BAIL PROVISIONS IN INDIA - POLITY

News: Is new law on bail being drawn up, Supreme Court asks Centre

 

What's in the news?

       Pushing for objectivity and accountability in the criminal justice system to prevent needless arrests, the Supreme Court has directed the Union government to inform it whether a new law to facilitate the grant of bail is in the works.

 

Key takeaways:

       A bench of justices MM Sundresh and SVN Bhatti referred to its July 2022 judgment in which it had called upon the Centre to consider framing a new law on bail for warding off unnecessary arrests, especially in cases where the maximum punishment under the alleged offence is up to seven years in jail.

 

Bail:

       The term ‘bail’ originated from an old French verb ‘bailer’ which means ‘to give’ or ‘to deliver’.

       Bail refers to the provisional release of the accused in a criminal case in which the court is yet to announce the judgment.

       The term ‘bail’ means the security that is deposited in order to secure the release of the accused.

 

Types of Bail in India:

       The Code of Criminal Procedure (CrPC) does not define the word bail.

       The CrPC was first drafted in 1882 and continues to be in use with amendments from time to time.

       Depending upon the stage of the criminal matter, there are commonly three types of bail in India:

Regular Bail:

       A regular bail is generally granted to a person who has been arrested or is in police custody.

       A bail application can be filed for the regular bail under section 437 and 439 of CrPC.

 

Interim Bail:

       This type of bail is granted for a short period of time and it is granted before the hearing for the grant of regular bail or anticipatory bail.

 

Anticipatory Bail:

       Anticipatory bail is granted under section 438 of CrPC either by session court or High Court.

       An application for the grant of anticipatory bail can be filed by the person who discerns that he may be arrested by the police for a non- bailable offence.

 

Conditions for Grant of Bail in Bailable/Non-Bailable Offences:

Bailable Offences:

       There are sufficient reasons to believe that the accused has not committed the offence.

       There is sufficient reason to conduct further enquiry in the matter.

       The person is not accused of any offence punishable with death, life imprisonment or imprisonment up to 10 years.

 

Non-bailable Offences:

       If the accused is a woman or a child, bail can be granted in a non-bailable offence.

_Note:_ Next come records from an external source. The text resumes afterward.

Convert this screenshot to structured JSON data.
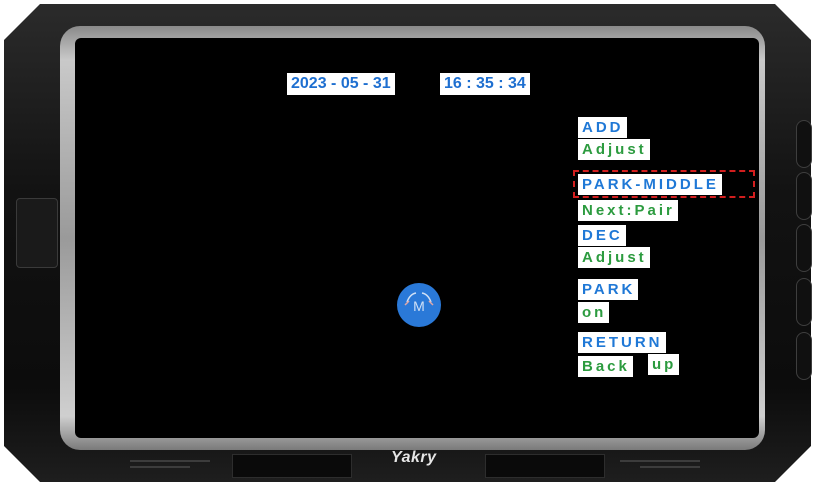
{
  "osd": {
    "date": "2023 - 05 - 31",
    "time": "16 : 35 : 34",
    "menu": [
      {
        "title": "ADD",
        "value": "Adjust"
      },
      {
        "title": "PARK-MIDDLE",
        "value": "Next:Pair",
        "selected": true
      },
      {
        "title": "DEC",
        "value": "Adjust"
      },
      {
        "title": "PARK",
        "value": "on"
      },
      {
        "title": "RETURN",
        "value": "Back",
        "value2": "up"
      }
    ],
    "center_icon": {
      "letter": "M",
      "icon": "camera-mirror-m-icon"
    }
  },
  "device": {
    "brand": "Yakry"
  },
  "colors": {
    "title": "#1f78d6",
    "value": "#2c9b3f",
    "selection": "#d21e1e",
    "icon_bg": "#2a79d8"
  }
}
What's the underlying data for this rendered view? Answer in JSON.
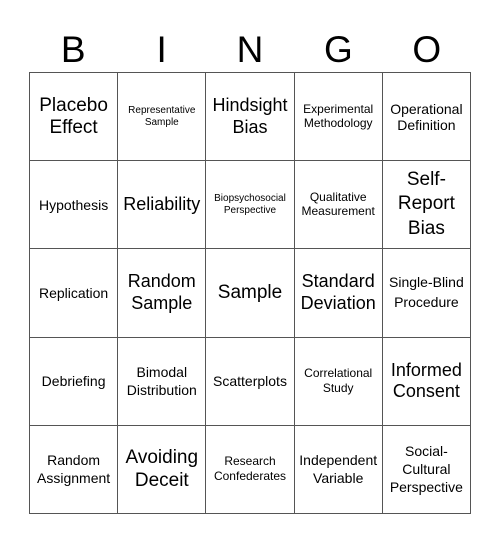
{
  "title_letters": [
    "B",
    "I",
    "N",
    "G",
    "O"
  ],
  "board": {
    "rows": [
      [
        "Placebo Effect",
        "Representative Sample",
        "Hindsight Bias",
        "Experimental Methodology",
        "Operational Definition"
      ],
      [
        "Hypothesis",
        "Reliability",
        "Biopsychosocial Perspective",
        "Qualitative Measurement",
        "Self-Report Bias"
      ],
      [
        "Replication",
        "Random Sample",
        "Sample",
        "Standard Deviation",
        "Single-Blind Procedure"
      ],
      [
        "Debriefing",
        "Bimodal Distribution",
        "Scatterplots",
        "Correlational Study",
        "Informed Consent"
      ],
      [
        "Random Assignment",
        "Avoiding Deceit",
        "Research Confederates",
        "Independent Variable",
        "Social-Cultural Perspective"
      ]
    ]
  },
  "colors": {
    "text": "#000000",
    "grid_line": "#555555",
    "background": "#ffffff"
  }
}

       If there is lack of evidence then bail in non-Bailable offences can be granted.

       If there is delay in lodging FIR by the complainant, bail may be granted.

       If the accused is gravely sick.

 

Cancellation of Bail:

       Court has the power to cancel the bail even at a later stage.

       The Court can cancel the bail granted by it and give directions to the police officer to arrest the person and keep in police custody.

 

Bail as a Exception and Not a Rule:

       Legislations which prescribe an alternate criminal law framework, such as the NDPS Act, Unlawful Activities Prevention Act and the Prevention of Money Laundering Act make bail the exception, rather than the rule.

       Union of India v. K. A. Najeeb Case (2021):

       In the above judgement, the Supreme Court had granted bail to an accused facing incarceration for an extended period “with little possibility of early completion of trial” under the UAPA.

       Section 43-D of UAPA, reverses the burden of proof on the accused and says that a court can reject bail if a prima facie case exists against the accused.